In the Nagorno Karabakh negotiations process, we will see serious activity, he said. There will be a new president and therefore new expectations. Minister expressed hope that the document which forms the basis for negotiations will be maintained. Even as we continue to search for a lasting solution, he said, Armenia’s will remind the world that 2008 is the 20th anniversary of the pogroms of Sumgait ‘s in other words, the 20th anniversary of the militarization of the conflict following the first case of ethnic cleansing in the region. With those memories of a government that perpetrated that kind of violence on people it considered its own citizens, we will continue to search for a solution that guarantees the safety and security of the people of Nagorno Karabakh, knowing as we know and as the international community now acknowledges, there can be no return to the status quo of 1988.
As for other developmen’s regionally and internationally, the Minister said Armenia will continue to monitor them, but will direct special attention to developmen’s surrounding Kosovo.

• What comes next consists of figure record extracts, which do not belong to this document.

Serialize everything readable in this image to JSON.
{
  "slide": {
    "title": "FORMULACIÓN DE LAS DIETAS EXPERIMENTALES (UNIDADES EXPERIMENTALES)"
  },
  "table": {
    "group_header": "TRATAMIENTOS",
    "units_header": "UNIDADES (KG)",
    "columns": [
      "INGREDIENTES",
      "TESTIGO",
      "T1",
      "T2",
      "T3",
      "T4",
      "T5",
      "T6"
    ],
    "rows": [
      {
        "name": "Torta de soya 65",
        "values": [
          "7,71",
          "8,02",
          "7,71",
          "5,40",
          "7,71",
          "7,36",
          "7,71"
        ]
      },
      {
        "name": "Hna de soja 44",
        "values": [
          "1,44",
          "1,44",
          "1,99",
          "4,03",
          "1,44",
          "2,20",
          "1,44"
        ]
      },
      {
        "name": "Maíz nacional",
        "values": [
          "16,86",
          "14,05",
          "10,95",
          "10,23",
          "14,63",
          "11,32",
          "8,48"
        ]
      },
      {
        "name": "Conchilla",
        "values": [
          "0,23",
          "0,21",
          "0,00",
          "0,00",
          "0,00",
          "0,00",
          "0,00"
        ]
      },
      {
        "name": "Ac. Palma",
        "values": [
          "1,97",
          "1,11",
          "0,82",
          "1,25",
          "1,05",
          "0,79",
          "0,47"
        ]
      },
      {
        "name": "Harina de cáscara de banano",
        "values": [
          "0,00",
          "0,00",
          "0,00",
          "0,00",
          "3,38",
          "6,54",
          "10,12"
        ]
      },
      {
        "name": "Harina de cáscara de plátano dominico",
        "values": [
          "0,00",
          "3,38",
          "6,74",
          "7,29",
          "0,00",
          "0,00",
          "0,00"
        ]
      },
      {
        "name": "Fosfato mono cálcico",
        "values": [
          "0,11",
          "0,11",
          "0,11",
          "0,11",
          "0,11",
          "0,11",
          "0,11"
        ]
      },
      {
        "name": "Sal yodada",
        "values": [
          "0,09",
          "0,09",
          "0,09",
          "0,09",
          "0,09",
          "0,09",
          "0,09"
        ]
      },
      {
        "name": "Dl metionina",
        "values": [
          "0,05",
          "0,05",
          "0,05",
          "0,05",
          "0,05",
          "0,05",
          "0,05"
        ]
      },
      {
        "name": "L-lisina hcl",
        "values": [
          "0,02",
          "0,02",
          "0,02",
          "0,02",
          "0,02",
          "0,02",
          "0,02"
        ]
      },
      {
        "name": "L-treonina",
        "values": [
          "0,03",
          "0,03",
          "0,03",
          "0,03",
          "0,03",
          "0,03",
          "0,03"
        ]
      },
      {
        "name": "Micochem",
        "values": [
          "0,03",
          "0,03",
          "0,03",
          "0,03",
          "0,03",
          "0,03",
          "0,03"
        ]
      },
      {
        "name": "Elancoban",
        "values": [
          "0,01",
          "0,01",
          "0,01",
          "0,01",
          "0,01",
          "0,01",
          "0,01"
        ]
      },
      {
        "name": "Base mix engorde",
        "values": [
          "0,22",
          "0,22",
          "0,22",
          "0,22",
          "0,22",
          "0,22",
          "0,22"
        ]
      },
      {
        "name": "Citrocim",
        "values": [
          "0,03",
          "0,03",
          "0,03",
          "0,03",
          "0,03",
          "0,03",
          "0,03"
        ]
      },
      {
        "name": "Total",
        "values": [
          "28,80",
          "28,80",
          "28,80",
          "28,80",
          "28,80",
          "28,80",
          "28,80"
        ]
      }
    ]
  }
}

Minister Oskanian drew some parallels in the self-determination paths that Nagorno Karabakh and Kosovo have crossed. He pointed out that just as the international community finds unacceptable a reversal of Kosovo’s status to that before the outbreak of hostilities in 1999, so with Nagorno Karabakh, the people of Nagorno Karabakh find unacceptable a return to their Soviet-era status.
In terms of engagment in international and regional organizations, Minister Oskanian predicted an active year. There will be a NATO Summit in early April, to which partners will also be invited, and Armenia will attend. Armenia will assume the Collective Security Treaty Organization chairmanship in mid-year and the Black Sea Economic Cooperation chairmanship in the fall. In other organizations, Armenia will remain actively engaged in the debates on regional and international topics and will continue to bring its contribution to reform processes in those organizations.
2008 will also be a practical year for regional projects of strategic significance, he said. The Armenian segment of the Iran-Armenia gas pipeline will be completed; other projects of significance such as the oil refinery and the rail line linking Armenia with Iran, as well as uranium extraction processes and a new nuclear power plant will move from conceptualization to the drawing board.
Diaspora activities will continue, with a strong focus on the Rural Development Program. Cultural diplomacy will continue, with William Saroyan’s and Victor Hambartsumian’s 100th birthdays being noted internationally by UNESCO.
Finally, the Minister noted that January 19 marks the one-year anniversary of Agos Editor Hrant Dink’s assassination in Istanbul. He said that as we remember the man, we must also remind the world that Hrant’s dream of normal relations between Armenia and Turkey have not yet materialized.